The Earl Bishop had a particular attraction to the art scene in Italy.
"The art community in Rome used to love to see him coming because when he turned up it really was bonanza time," Stephen said.
It was in Rome that Hervey fell in love with a Roman temple dedicated to the goddess Vesta.
"Hervey wanted to buy the temple and bring it back to Ireland and re-erect it," Stephen explained.
"But the Pope refused his offer. So he gets his architect to sketch the temple and he builds his own copy at the edge of the cliff at Downhill."
The building was dedicated to the Earl Bishop's cousin Frideswide Mussenden - hence Mussenden Temple.
Once built, it was used by Hervey as a cliff-top library and was ornately decorated inside.
Underneath the building, Hervey built a room for Catholic priests to say Mass, a provocative decision during the time of the anti-Catholic penal laws.
Although a bishop in the Church of Ireland, Hervey was a powerful proponent of religious equality and dedicated himself to improving the lot of Catholics and Presbyterians in 18th Century Ireland.
He financially supported, not only his own church, but those of his Catholic and Presbyterian neighbours.
"He saw that Ireland would never be a peaceful place until religious discrimination was effectively ended," Stephen said.
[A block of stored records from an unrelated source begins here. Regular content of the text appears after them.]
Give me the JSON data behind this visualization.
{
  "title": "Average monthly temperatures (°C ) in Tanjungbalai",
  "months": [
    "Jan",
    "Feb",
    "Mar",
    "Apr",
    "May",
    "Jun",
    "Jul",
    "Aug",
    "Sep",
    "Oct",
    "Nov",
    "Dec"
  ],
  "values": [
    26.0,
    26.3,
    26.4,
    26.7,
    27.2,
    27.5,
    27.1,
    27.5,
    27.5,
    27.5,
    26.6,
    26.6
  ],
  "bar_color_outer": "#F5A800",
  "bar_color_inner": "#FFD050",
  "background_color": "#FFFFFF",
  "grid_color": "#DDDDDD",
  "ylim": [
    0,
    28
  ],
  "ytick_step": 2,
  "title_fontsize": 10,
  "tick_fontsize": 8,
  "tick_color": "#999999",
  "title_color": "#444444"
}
"There are things that he said in the 1780s and you read them now and you think 'my god, there's the next 200 years of Irish history'."
However, Stephen thinks the Sisyphean task the Earl Bishop had set for himself eventually ground him down.
"I think that as he went on he became disenchanted with Ireland.
"He saw Ireland was never going to be at peace, he saw that people were going to keep fighting here and he was right. So he ended up spending the last ten years of his life in Italy."
The Earl Bishop may have finally given up on Ireland, but the people did not forget him.
At his ancestral home in England, where he was buried, there is a huge obelisk.
It was paid for by public subscription by Catholics, Presbyterians and Protestants of Derry.
"I don't know of any other English aristocrat or Protestant bishop who has ever had all the faiths in Ireland come together to erect a monument for him," Stephen said.
Stephen Price will present the 3D reconstructions of Hervey's works and give a talk on the Earl Bishop at the Roe Valley Arts Centre on 17 August.